Тем не менее по прошествии самого непродолжительного времени я поражен был приятным удивлением, едва выяснилось, что в этот день в селении X проводилось нечто наподобие маскарада по случаю старинного празднества, подоплеку коего мне было лень выяснять. Вкус провинциальной тишины был перебит на центральной площади понукающими аплодисментами разношерстной толпы, жаждущей возобновления лицедейства долговязого мима на аляповато разукрашенном разборном деревянном помосте. В толпе проглядывал не один миловидный дамский чепец, и не одна золотистая цепочка часов возлежала поверх амбициозного бюргерского живота, упруго затянутого в парадный жилет, точно в кирасу, и я подошел ближе. Слепорожденная звукопись нестройных оваций нарождалась и опадала, будто вспыльчивая накипь на хрустальном вареве, и худощавый мим не заставил себя долго ждать. Он объявился из-за фанерной ширмы, густо закрашенной огромными, обрюзгшими от непомерной радости губами, в своем фиолетовом пятнистом трико походкою взбешенного заводного леопарда. Его миниатюра изображала метания молодого зазнавшегося юнца, ищущего взаимности у кокетливой цветочницы. Натужно рассмешив толпу своим нелепым ухажерством, он вооружился шестом и взобрался на канат, что был натянут на фонарные столбы. Некогда белые кожаные тапочки канатоходца облепили канат, будто два кулька теста. Едва очутившись в роли воздухобежца, долговязый парень принялся пританцовывать над головами беззаботных людей, но по всему было видно, что ему, увы, не достичь желанного сродства с тончайшей зыбкой дорожкой. Канат был так тонок, а мим, невзирая на зловещую худобу, столь тяжел, что я явственно увидел, как лопнула тень каната и акробатствующий мим пошатнулся, едва не сорвавшись (!). Две женщины в толпе вскрикнули, прижав руки к груди, но фиолетово-пятнистая худоба акробата изогнулась басовым ключом, и он сохранил равновесие, явно умерив свой пыл.
Руки этих двух женщин постепенно опустились, ища плюшевые головы своих завороженных детей.
Я шел к станции омнибусов и не мог надивиться: ведь никто не обратил внимание, была ли теперь тень от каната или нет.

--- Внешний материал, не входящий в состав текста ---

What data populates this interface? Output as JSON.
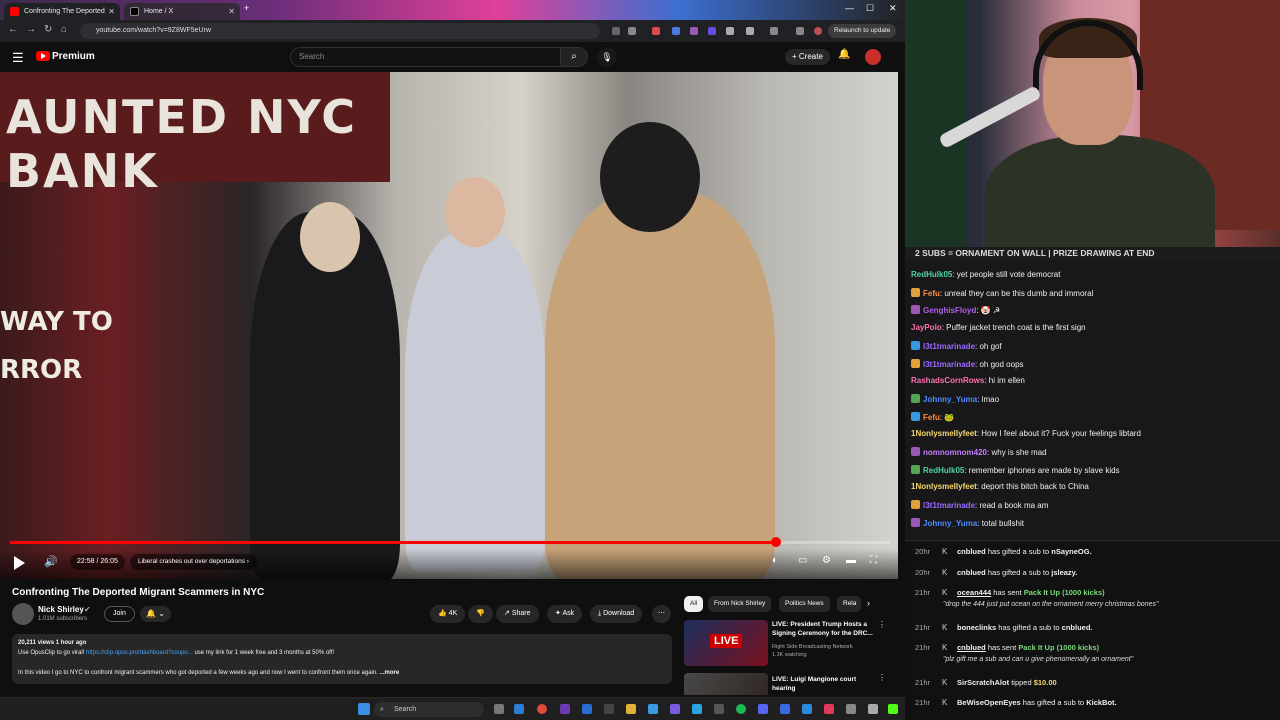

Я воззрился в последний раз на скученные достопримечательности селения X, и оно, будто живое окаянное архитектурно-людское хамелеонство, в этот миг преподнесло моим очам все что ни есть черного цвета в окружающем меня пространстве в серебристо-красном исполнении, а может быть, так оно и было прежде, и я просто всего лишь не присматривался к любым проявлениям черноты, но и также вполне возможно было, что у колоратурной оправы галлюцинации были на то свои веские причины, ибо ведь не всякая галлюцинация — это каприз. И я снова вспомнил, что древние полководцы, если им приходилось быть побежденными, затаивались на поле брани среди мертвых, усердно пред тем измазав себе лицо чужой кровью, дабы не быть узнанными.

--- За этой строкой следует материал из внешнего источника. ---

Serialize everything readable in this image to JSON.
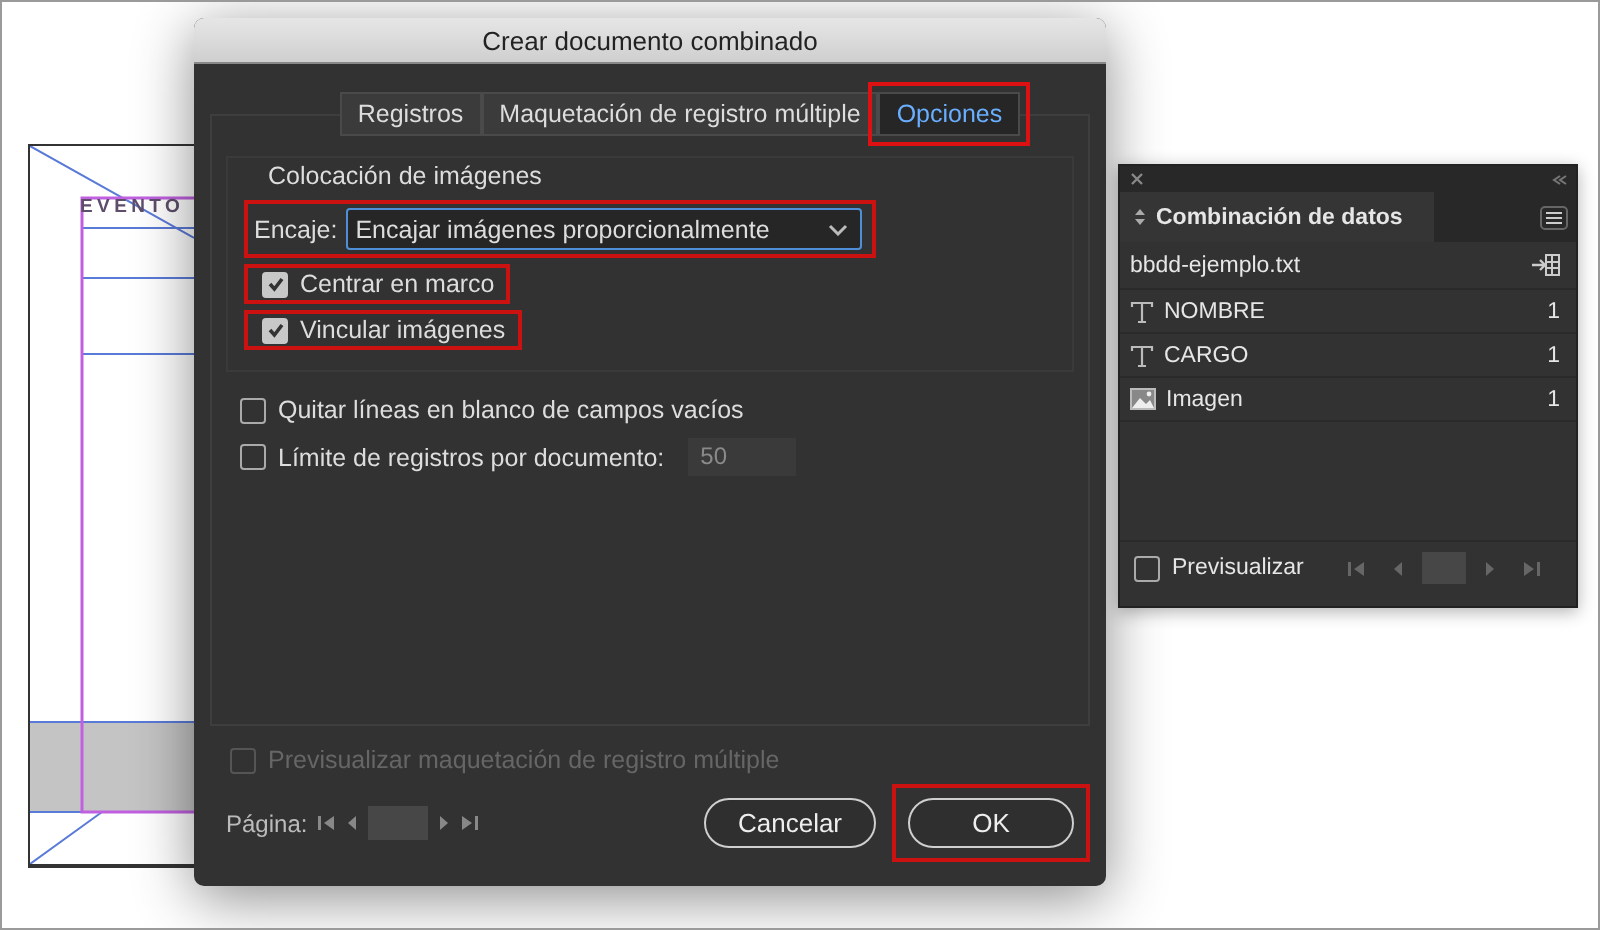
{
  "document": {
    "heading": "EVENTO"
  },
  "dialog": {
    "title": "Crear documento combinado",
    "tabs": [
      {
        "label": "Registros",
        "selected": false,
        "highlighted": false
      },
      {
        "label": "Maquetación de registro múltiple",
        "selected": false,
        "highlighted": false
      },
      {
        "label": "Opciones",
        "selected": true,
        "highlighted": true
      }
    ],
    "image_placement": {
      "heading": "Colocación de imágenes",
      "fit_label": "Encaje:",
      "fit_value": "Encajar imágenes proporcionalmente",
      "fit_highlighted": true,
      "options": [
        {
          "label": "Centrar en marco",
          "checked": true,
          "highlighted": true
        },
        {
          "label": "Vincular imágenes",
          "checked": true,
          "highlighted": true
        }
      ]
    },
    "options": [
      {
        "label": "Quitar líneas en blanco de campos vacíos",
        "checked": false
      },
      {
        "label": "Límite de registros por documento:",
        "checked": false,
        "value": "50"
      }
    ],
    "preview": {
      "label": "Previsualizar maquetación de registro múltiple",
      "checked": false,
      "disabled": true
    },
    "page_label": "Página:",
    "buttons": [
      {
        "label": "Cancelar",
        "highlighted": false
      },
      {
        "label": "OK",
        "highlighted": true
      }
    ]
  },
  "panel": {
    "title": "Combinación de datos",
    "source": "bbdd-ejemplo.txt",
    "fields": [
      {
        "kind": "text",
        "name": "NOMBRE",
        "count": "1"
      },
      {
        "kind": "text",
        "name": "CARGO",
        "count": "1"
      },
      {
        "kind": "image",
        "name": "Imagen",
        "count": "1"
      }
    ],
    "preview": {
      "label": "Previsualizar",
      "checked": false
    }
  }
}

Я купил билет, нащупал на переносице розовые очки, расстался на время пути со своим массивным саквояжем, убранным в багажное отделение, и уселся в омнибус с портфелем. Но читать мне, увы, не хотелось, я воззрился на лицо сидящей напротив меня женщины, и мне на ум как бы нехотя пробрались афоризмы Блаженного Августина. Я радовался им, будто горячим свежештампованным золотым монетам, блеск коих безупречен, но держать их, еще горячие, невозможно, и довольствуешься лишь тем, что перебрасываешь с ладони на ладонь и думаешь, что владеешь ими. «Нарушение порядка составляет неотъемлемую часть порядка, а одним из нарушений порядка в самом порядке является чудо».
Я не помнил дорогу, а вновь вспомнил на ощупь свое тело таким, каким оно было в детстве. Затем я увидел детство глазами детства. Я вновь зачем то, как многие годы назад, залезал сейчас по лестнице на старый густолиственный дуб для того, чобы упасть с него тогда.